L’administration fiscale précise les conditions que doivent remplir le donateur pour bénéficier de la réduction d’impôt  lorsqu’il effectue un don au profit de la Fondation de France (BOI-IR-RICI-250-10-10-20160726).

La réduction d’impôt au titre des dons est accordée aux contribuables fiscalement domiciliés en France. Il est précisé que les contribuables non-résidents (dits non-résidents Schumacker), assimilés à des personnes fiscalement domiciliées en France au sens de la jurisprudence de la Cour de justice de l’Union européenne (CJUE, arrêt du 14 février 1995, affaire C-279/93, Schumacker), peuvent également bénéficier de la réduction d’impôt.

Les donateurs personnes physiques domiciliés fiscalement en France bénéficient de ce dispositif sous réserve du respect de conditions spécifiques. Le donateur ou l’un des membres de son foyer fiscal ne doit pas :

- avoir conclu une convention, pour un immeuble lui appartenant, avec la Fondation du patrimoine ou avec une association ou fondation reconnue d’utilité publique et agréée ;

- être propriétaire de l’immeuble sur lequel sont effectués les travaux ;

- être un ascendant, un descendant ou un collatéral du propriétaire de l’immeuble.

Le donateur ou l’un des membres de son foyer fiscal ne doit pas avoir conclu une convention, pour un immeuble lui appartenant, avec la Fondation du patrimoine ou avec une association ou fondation reconnue d’utilité publique et agréée. Le donateur ou les membres de son foyer fiscal ne doivent pas être propriétaires de l’immeuble sur lequel sont effectués les travaux ou associés de la société propriétaire de cet immeuble.

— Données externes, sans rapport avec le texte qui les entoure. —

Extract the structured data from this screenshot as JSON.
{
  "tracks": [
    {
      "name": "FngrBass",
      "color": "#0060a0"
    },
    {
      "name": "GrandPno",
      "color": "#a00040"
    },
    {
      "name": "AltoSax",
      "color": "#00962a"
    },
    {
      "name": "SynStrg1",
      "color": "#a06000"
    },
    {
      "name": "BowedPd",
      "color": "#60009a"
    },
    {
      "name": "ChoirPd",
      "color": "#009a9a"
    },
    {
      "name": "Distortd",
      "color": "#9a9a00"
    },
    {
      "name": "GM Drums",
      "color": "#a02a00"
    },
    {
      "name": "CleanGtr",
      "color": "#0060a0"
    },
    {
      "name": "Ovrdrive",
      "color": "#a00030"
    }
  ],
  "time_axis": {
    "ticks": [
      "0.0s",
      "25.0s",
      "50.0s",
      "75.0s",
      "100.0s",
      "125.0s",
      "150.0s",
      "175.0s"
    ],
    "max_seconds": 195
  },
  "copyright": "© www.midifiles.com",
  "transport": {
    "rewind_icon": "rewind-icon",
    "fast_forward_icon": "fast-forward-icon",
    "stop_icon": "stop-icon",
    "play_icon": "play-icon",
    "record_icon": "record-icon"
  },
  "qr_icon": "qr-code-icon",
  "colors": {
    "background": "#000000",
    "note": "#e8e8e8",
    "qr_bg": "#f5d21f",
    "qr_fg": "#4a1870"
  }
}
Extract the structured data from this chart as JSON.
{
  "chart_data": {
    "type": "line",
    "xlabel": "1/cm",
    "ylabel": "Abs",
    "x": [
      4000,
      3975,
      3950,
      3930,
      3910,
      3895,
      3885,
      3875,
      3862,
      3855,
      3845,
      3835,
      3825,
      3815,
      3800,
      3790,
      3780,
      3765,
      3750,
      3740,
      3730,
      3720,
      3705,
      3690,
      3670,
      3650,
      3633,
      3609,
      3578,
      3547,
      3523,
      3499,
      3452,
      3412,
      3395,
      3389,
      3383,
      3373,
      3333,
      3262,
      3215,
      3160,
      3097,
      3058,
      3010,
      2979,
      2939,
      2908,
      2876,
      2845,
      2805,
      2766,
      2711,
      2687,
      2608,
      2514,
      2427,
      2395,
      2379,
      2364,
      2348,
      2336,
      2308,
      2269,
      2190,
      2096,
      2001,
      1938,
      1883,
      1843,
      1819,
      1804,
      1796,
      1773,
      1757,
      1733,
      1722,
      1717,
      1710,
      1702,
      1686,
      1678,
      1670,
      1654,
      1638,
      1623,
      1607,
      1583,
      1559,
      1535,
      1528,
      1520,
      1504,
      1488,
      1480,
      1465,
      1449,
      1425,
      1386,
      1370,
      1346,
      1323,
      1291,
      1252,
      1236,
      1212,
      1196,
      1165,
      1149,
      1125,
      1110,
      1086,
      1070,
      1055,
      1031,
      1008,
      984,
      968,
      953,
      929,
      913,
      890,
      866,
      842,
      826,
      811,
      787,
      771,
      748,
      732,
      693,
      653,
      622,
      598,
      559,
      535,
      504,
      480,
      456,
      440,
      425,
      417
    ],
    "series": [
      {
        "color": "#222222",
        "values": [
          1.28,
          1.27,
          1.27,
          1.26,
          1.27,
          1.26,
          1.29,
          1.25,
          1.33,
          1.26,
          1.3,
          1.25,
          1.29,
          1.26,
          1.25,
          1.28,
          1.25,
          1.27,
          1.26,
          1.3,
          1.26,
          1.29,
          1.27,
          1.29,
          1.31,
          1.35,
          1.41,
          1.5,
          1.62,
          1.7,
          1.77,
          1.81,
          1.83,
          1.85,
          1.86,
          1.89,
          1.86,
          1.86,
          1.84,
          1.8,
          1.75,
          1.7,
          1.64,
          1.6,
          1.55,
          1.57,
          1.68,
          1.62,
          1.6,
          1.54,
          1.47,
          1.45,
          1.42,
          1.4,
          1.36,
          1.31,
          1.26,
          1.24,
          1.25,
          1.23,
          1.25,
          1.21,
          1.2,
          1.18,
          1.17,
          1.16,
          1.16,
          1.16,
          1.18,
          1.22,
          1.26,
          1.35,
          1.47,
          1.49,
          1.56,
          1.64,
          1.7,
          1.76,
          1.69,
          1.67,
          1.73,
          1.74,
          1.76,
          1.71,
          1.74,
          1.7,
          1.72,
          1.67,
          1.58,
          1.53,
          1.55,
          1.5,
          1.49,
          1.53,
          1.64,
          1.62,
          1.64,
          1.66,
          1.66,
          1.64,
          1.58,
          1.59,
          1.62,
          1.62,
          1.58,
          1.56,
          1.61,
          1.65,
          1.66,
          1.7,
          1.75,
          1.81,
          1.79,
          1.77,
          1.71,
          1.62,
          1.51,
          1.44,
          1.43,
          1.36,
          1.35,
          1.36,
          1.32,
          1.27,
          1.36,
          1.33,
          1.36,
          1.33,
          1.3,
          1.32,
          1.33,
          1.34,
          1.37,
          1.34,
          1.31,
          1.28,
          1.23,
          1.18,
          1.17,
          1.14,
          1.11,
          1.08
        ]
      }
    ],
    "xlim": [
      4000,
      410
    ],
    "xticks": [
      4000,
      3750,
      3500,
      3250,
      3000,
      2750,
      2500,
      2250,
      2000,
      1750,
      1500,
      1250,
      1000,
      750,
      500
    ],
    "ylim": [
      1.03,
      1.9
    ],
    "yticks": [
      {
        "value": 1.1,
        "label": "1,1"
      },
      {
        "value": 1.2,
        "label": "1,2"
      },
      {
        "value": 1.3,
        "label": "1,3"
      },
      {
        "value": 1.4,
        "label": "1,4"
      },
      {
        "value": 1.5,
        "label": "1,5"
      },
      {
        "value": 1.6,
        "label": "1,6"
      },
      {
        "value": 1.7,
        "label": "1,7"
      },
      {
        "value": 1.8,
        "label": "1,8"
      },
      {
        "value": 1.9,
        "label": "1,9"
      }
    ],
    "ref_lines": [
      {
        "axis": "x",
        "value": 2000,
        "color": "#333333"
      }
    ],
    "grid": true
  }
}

Est considéré, pour le bénéfice de la réduction d’impôt, comme propriétaire de l’immeuble, celui qui détient sur ce bien un droit réel : plein propriétaire, nu-propriétaire, usufruitier par exemple.

Le donateur ou les membres de son foyer fiscal ne doivent pas être des ascendants, descendants ou collatéraux du propriétaire de l’immeuble. En cas de détention de l’immeuble par une société, le donateur ou les membres de son foyer fiscal ne doivent être ni des associés de cette société, ni des ascendants, descendants ou collatéraux de l’un des associés de la société propriétaire de l’immeuble.

Il est toutefois admis d’apprécier cette condition en tenant compte uniquement des liens de parenté jusqu’au quatrième degré inclusivement.

Non-restitution du prélèvement de 2 %

A la suite des arrêts de Ruyter, l’administration, précisant les modalités de remboursement des prélèvements sociaux indûment acquittés en France jusqu’en 2015 par les personnes affiliées à un régime de Sécurité sociale d’un autre pays européen (y compris la Suisse) sur leurs revenus de capital, a décidé de ne pas restituer le prélèvement de solidarité de 2 %, car il ne participe pas au financement des régimes obligatoires français de Sécurité sociale.

Position qui a suscité de nombreux contentieux et des solutions divergentes des tribunaux administratifs : le remboursement a ainsi été refusé par le tribunal administratif de Paris (TA Paris 1-2-2016 n° 1431412/2-2 : FR 27/16 inf. 7 p. 9), mais accordé par le tribunal administratif de Grenoble (TA Grenoble 17-12-2015 n° 1306196).

Mettant fin aux tergiversations, le Conseil d’Etat confirme que le prélèvement de solidarité de 2 % n’est pas restituable. En effet, cette contribution, dès lors qu’elle est spécifiquement affectée au financement d’une prestation – le revenu de solidarité active (RSA) – qui ne relève pas du règlement européen 1408/71 du 14 juin 1971, n’entre pas, elle-même, dans le champ d’application de cette réglementation européenne et ne peut donc pas se voir appliquer la jurisprudence de Ruyter. Dommage !

Conseil d’Etat, arrêt du 19 juillet 2016, n° 392784.